‘It was a principled decision.” With this statement, a range of politicians crossed the floor to join or start new political homes.
Was it really principle that pushed them? Not in the popular mind. On radio talk shows and on the letters pages of newspapers, they are not floor-crossers, but double-crossers.
It’s likely the New National Party’s Sheila Camerer is leaving more because she has seen the writing on the wall as the party crumbles and less because it is no longer a federalist party — it stopped exercising this principle years ago. The same goes for those who crossed with her. On principle, they should have left long ago.
Most of the United Democratic Movement defectors are going because the party’s getting blacker as leader Bantu Holomisa’s lieutenants make their presence felt. Deputy president Gerhard Koornhof said he was leaving because the party’s rainbow dream had been deferred — has he not noticed the African National Congress has returned, under Thabo Mbeki, to its Africanist roots? Others, like Themba Sono, are going because they are allegedly being sidelined by a white clique in the Democratic Alliance. Internal party battle or principle?
A second look means we move away from the tallying of party losers and winners. The only question we must answer when the floor-crossing window period expires tonight is whether our democracy is stronger.

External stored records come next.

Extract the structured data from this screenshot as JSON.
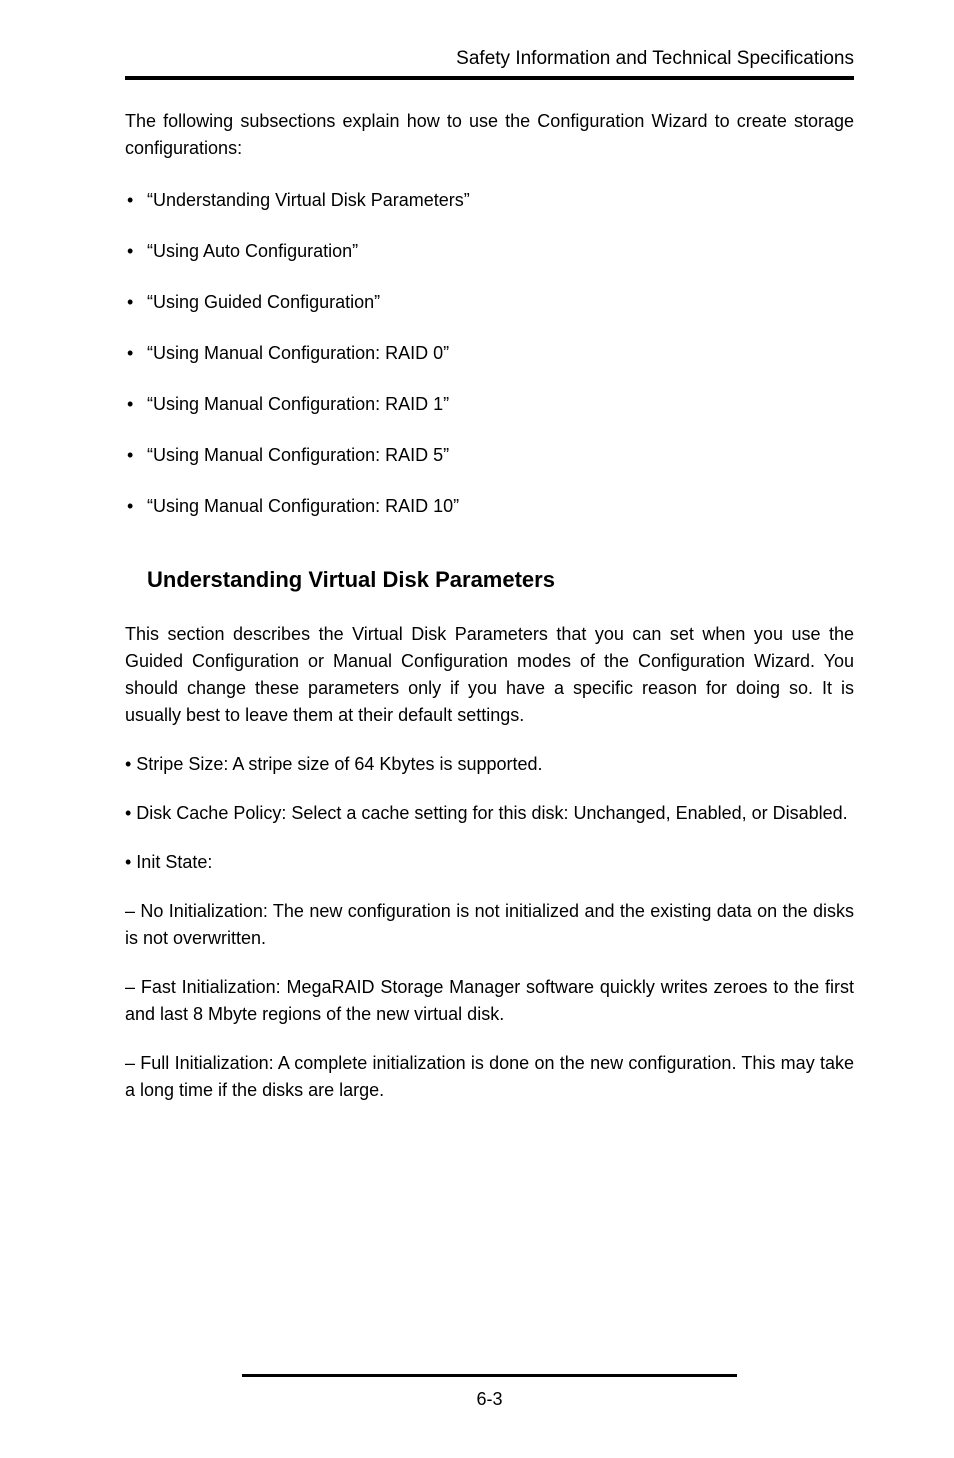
{
  "header": {
    "title": "Safety Information and Technical Specifications"
  },
  "intro": "The following subsections explain how to use the Configuration Wizard to create storage configurations:",
  "bullets": [
    "“Understanding Virtual Disk Parameters”",
    "“Using Auto Configuration”",
    "“Using Guided Configuration”",
    "“Using Manual Configuration: RAID 0”",
    "“Using Manual Configuration: RAID 1”",
    "“Using Manual Configuration: RAID 5”",
    "“Using Manual Configuration: RAID 10”"
  ],
  "section": {
    "heading": "Understanding Virtual Disk Parameters",
    "p1": "This section describes the Virtual Disk Parameters that you can set when you use the Guided Configuration or Manual Configuration modes of the Configuration Wizard. You should change these parameters only if you have a specific reason for doing so. It is usually best to leave them at their default settings.",
    "p2": "• Stripe Size: A stripe size of 64 Kbytes is supported.",
    "p3": "• Disk Cache Policy: Select a cache setting for this disk: Unchanged, Enabled, or Disabled.",
    "p4": "• Init State:",
    "p5": "– No Initialization: The new configuration is not initialized and the existing data on the disks is not overwritten.",
    "p6": "– Fast Initialization: MegaRAID Storage Manager software quickly writes zeroes to the first and last 8 Mbyte regions of the new virtual disk.",
    "p7": "– Full Initialization: A complete initialization is done on the new configuration. This may take a long time if the disks are large."
  },
  "footer": {
    "pagenum": "6-3"
  }
}
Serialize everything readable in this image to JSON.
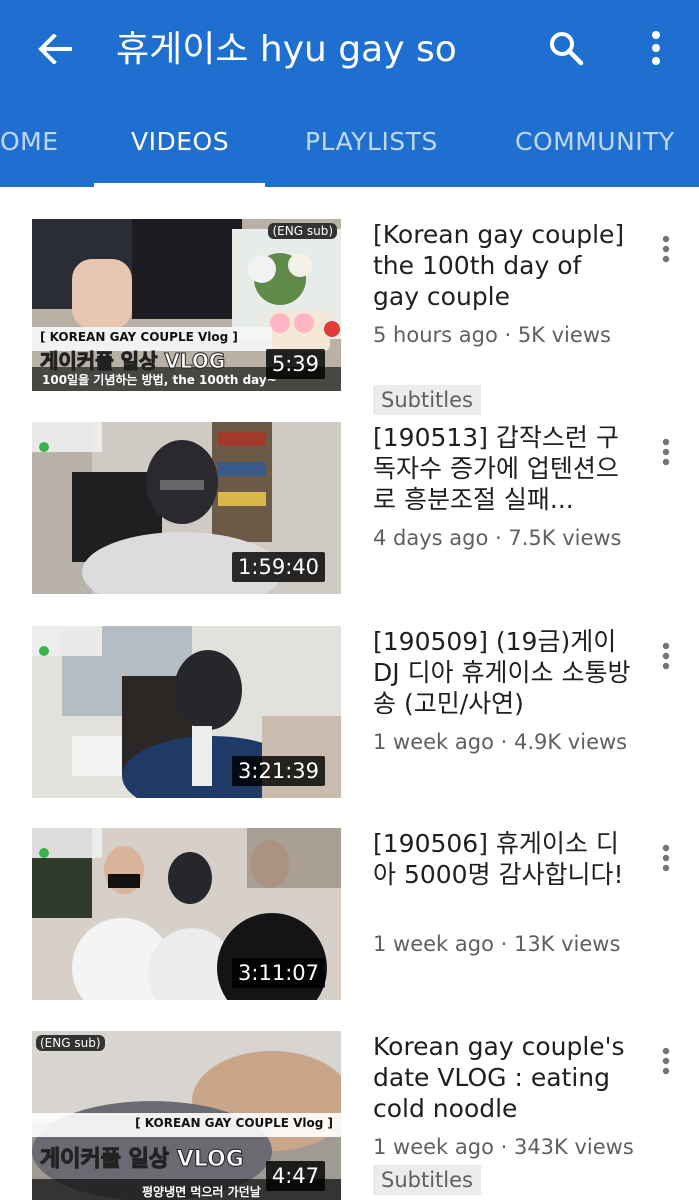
{
  "header": {
    "title": "휴게이소 hyu gay so",
    "back_icon": "arrow-back-icon",
    "search_icon": "search-icon",
    "more_icon": "more-vert-icon",
    "bg_color": "#1f6fd0"
  },
  "tabs": [
    {
      "label": "OME",
      "active": false
    },
    {
      "label": "VIDEOS",
      "active": true
    },
    {
      "label": "PLAYLISTS",
      "active": false
    },
    {
      "label": "COMMUNITY",
      "active": false
    }
  ],
  "videos": [
    {
      "title": "[Korean gay couple] the 100th day of gay couple",
      "meta": "5 hours ago · 5K views",
      "badge": "Subtitles",
      "duration": "5:39",
      "thumb_text": {
        "corner": "(ENG sub)",
        "tag": "[ KOREAN GAY COUPLE Vlog ]",
        "main": "게이커플 일상 VLOG",
        "sub": "100일을 기념하는 방법, the 100th day~"
      }
    },
    {
      "title": "[190513] 갑작스런 구독자수 증가에 업텐션으로 흥분조절 실패...",
      "meta": "4 days ago · 7.5K views",
      "badge": "",
      "duration": "1:59:40"
    },
    {
      "title": "[190509] (19금)게이 DJ 디아 휴게이소 소통방송 (고민/사연)",
      "meta": "1 week ago · 4.9K views",
      "badge": "",
      "duration": "3:21:39"
    },
    {
      "title": "[190506] 휴게이소 디아 5000명 감사합니다!",
      "meta": "1 week ago · 13K views",
      "badge": "",
      "duration": "3:11:07"
    },
    {
      "title": "Korean gay couple's date VLOG : eating cold noodle",
      "meta": "1 week ago · 343K views",
      "badge": "Subtitles",
      "duration": "4:47",
      "thumb_text": {
        "corner": "(ENG sub)",
        "tag": "[ KOREAN GAY COUPLE Vlog ]",
        "main": "게이커플 일상 VLOG",
        "sub": "평양냉면 먹으러 가던날"
      }
    }
  ]
}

And the answer to that is an unfortunate “no”. Floor-crossing can only be at its democratic best when coupled with a constituency system. The present laws were sculpted to give legislative effect to the ANC’s pact with the NNP, not to enable representatives to make decisions on principle and in consultation with their constituencies. Indeed, the voters have been completely left out of the equation. When Cassie Aucamp, for example, swopped the Afrikaner Eenheidsbeweging for the National Action, the choice of about 57 000 voters was nullified. The UDM defections betrayed about 40 000 voters.
Another aspect of floor-crossing demands a second look and that is the claim that it will lead to a fundamental reshaping of our body politic. Not so. “Opposition” in South Africa is a fight for the hearts and minds of white voters and for some regional pools, like the coloured bloc of the Western Cape, the Indian vote in KwaZulu-Natal or the Umtata metropole. There is little policy opposition in our electoral politics, bunched centre to left of centre. And as analyst Stephen Friedman points out, the ANC has not had a single defection, so there is no grassroots shift.
The seismic shift will only come about when there is a credible black alternative to the ANC, says analyst Adam Habib. And we are at least three elections away from that, if post-colonial Africa is anything to go by.